Once Written

There are times when I want to take facts and change them. I want to take the life around me, and in me, and turn it into a story. I want to rewind, and cut and splice. Leave some parts out altogether; reverse the chronology; take the raw material of experience and mold it into something new. The rough draft of reality edited and rewritten until it becomes fiction. Sometimes I find that it has evolved into a creature unrecognizable, a new species that keeps its genesis hidden.

Other times, the truth is enough. On its own, the story has happened; but still, it needs to be told. And it is in the telling that memoir emerges. A metamorphosis wherein fuzzy, sloppy, haphazard life is cocooned and nurtured, until language has shaped it, given it meaning.

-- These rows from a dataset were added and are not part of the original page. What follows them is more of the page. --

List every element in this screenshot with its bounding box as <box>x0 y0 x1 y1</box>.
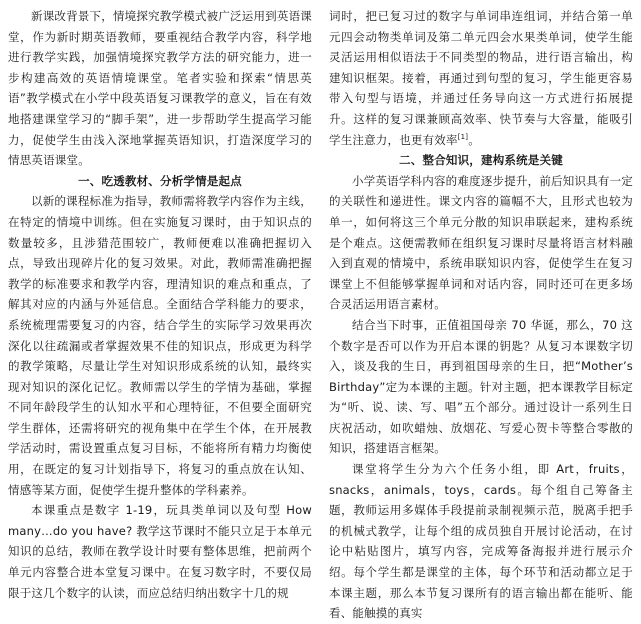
section-2-paragraph-1: 小学英语学科内容的难度逐步提升，前后知识具有一定的关联性和递进性。课文内容的篇幅不大，且形式也较为单一，如何将这三个单元分散的知识串联起来，建构系统是个难点。这便需教师在组织复习课时尽量将语言材料融入到直观的情境中，系统串联知识内容，促使学生在复习课堂上不但能够掌握单词和对话内容，同时还可在更多场合灵活运用语言素材。 <box>329 173 633 312</box>
section-2-paragraph-3: 课堂将学生分为六个任务小组，即 Art，fruits，snacks，animals，toys，cards。每个组自己筹备主题，教师运用多媒体手段提前录制视频示范，脱离手把手的机械式教学，让每个组的成员独自开展讨论活动，在讨论中粘贴图片，填写内容，完成筹备海报并进行展示介绍。每个学生都是课堂的主体，每个环节和活动都立足于本课主题，那么本节复习课所有的语言输出都在能听、能看、能触摸的真实 <box>329 462 633 621</box>
section-2-paragraph-2: 结合当下时事，正值祖国母亲 70 华诞，那么，70 这个数字是否可以作为开启本课的钥匙？从复习本课数字切入，谈及我的生日，再到祖国母亲的生日，把“Mother’s Birthday”定为本课的主题。针对主题，把本课教学目标定为“听、说、读、写、唱”五个部分。通过设计一系列生日庆祝活动，如吹蜡烛、放烟花、写爱心贺卡等整合零散的知识，搭建语言框架。 <box>329 317 633 456</box>
section-heading-2: 二、整合知识，建构系统是关键 <box>399 153 563 168</box>
continued-paragraph-text: 词时，把已复习过的数字与单词串连组词，并结合第一单元四会动物类单词及第二单元四会水果类单词，使学生能灵活运用相似语法于不同类型的物品，进行语言输出，构建知识框架。接着，再通过到句型的复习，学生能更容易带入句型与语境，并通过任务导向这一方式进行拓展提升。这样的复习课兼顾高效率、快节奏与大容量，能吸引学生注意力，也更有效率 <box>329 9 633 147</box>
citation-ref: [1] <box>457 132 469 141</box>
section-1-paragraph-1: 以新的课程标准为指导，教师需将教学内容作为主线，在特定的情境中训练。但在实施复习课时，由于知识点的数量较多，且涉猎范围较广，教师便难以准确把握切入点，导致出现碎片化的复习效果。对此，教师需准确把握教学的标准要求和教学内容，理清知识的难点和重点，了解其对应的内涵与外延信息。全面结合学科能力的要求，系统梳理需要复习的内容，结合学生的实际学习效果再次深化以往疏漏或者掌握效果不佳的知识点，形成更为科学的教学策略，尽量让学生对知识形成系统的认知，最终实现对知识的深化记忆。教师需以学生的学情为基础，掌握不同年龄段学生的认知水平和心理特征，不但要全面研究学生群体，还需将研究的视角集中在学生个体，在开展教学活动时，需设置重点复习目标，不能将所有精力均衡使用，在既定的复习计划指导下，将复习的重点放在认知、情感等某方面，促使学生提升整体的学科素养。 <box>8 194 312 497</box>
section-heading-1: 一、吃透教材、分析学情是起点 <box>78 173 242 188</box>
left-column <box>8 6 312 624</box>
right-column <box>329 6 633 624</box>
intro-paragraph: 新课改背景下，情境探究教学模式被广泛运用到英语课堂，作为新时期英语教师，要重视结合教学内容，科学地进行教学实践，加强情境探究教学方法的研究能力，进一步构建高效的英语情境课堂。笔者实验和探索“情思英语”教学模式在小学中段英语复习课教学的意义，旨在有效地搭建课堂学习的“脚手架”，进一步帮助学生提高学习能力，促使学生由浅入深地掌握英语知识，打造深度学习的情思英语课堂。 <box>8 9 312 168</box>
continued-paragraph-end: 。 <box>468 132 480 147</box>
two-column-layout <box>8 6 633 624</box>
continued-paragraph <box>329 6 633 150</box>
section-1-paragraph-2: 本课重点是数字 1-19，玩具类单词以及句型 How many…do you have? 教学这节课时不能只立足于本单元知识的总结，教师在教学设计时要有整体思维，把前两个单元内容整合进本堂复习课中。在复习数字时，不要仅局限于这几个数字的认读，而应总结归纳出数字十几的规 <box>8 503 312 600</box>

Making it up, conjuring something from nothing — perhaps some writers do magic such as this. I have tried. But then I realize, my make-believes have shadows, echoes, and memories.

What I love about creating fiction is giving voice to the parallel universes. Being able to take what is or what was and let it be what it should have been, or could have been, or would have been if a butterfly had fluttered its wings at just the right moment. Softly, minutely, the air is stirred, the breeze shifts, the winds blow, and everything has changed.

And what I love about writing memoir is capturing the wild ineffable, taming it, and then setting it free.

Either way, once written, the words, lingering on the page, whispering to the heart, living in the mind, whether fact or fiction, are no longer mine.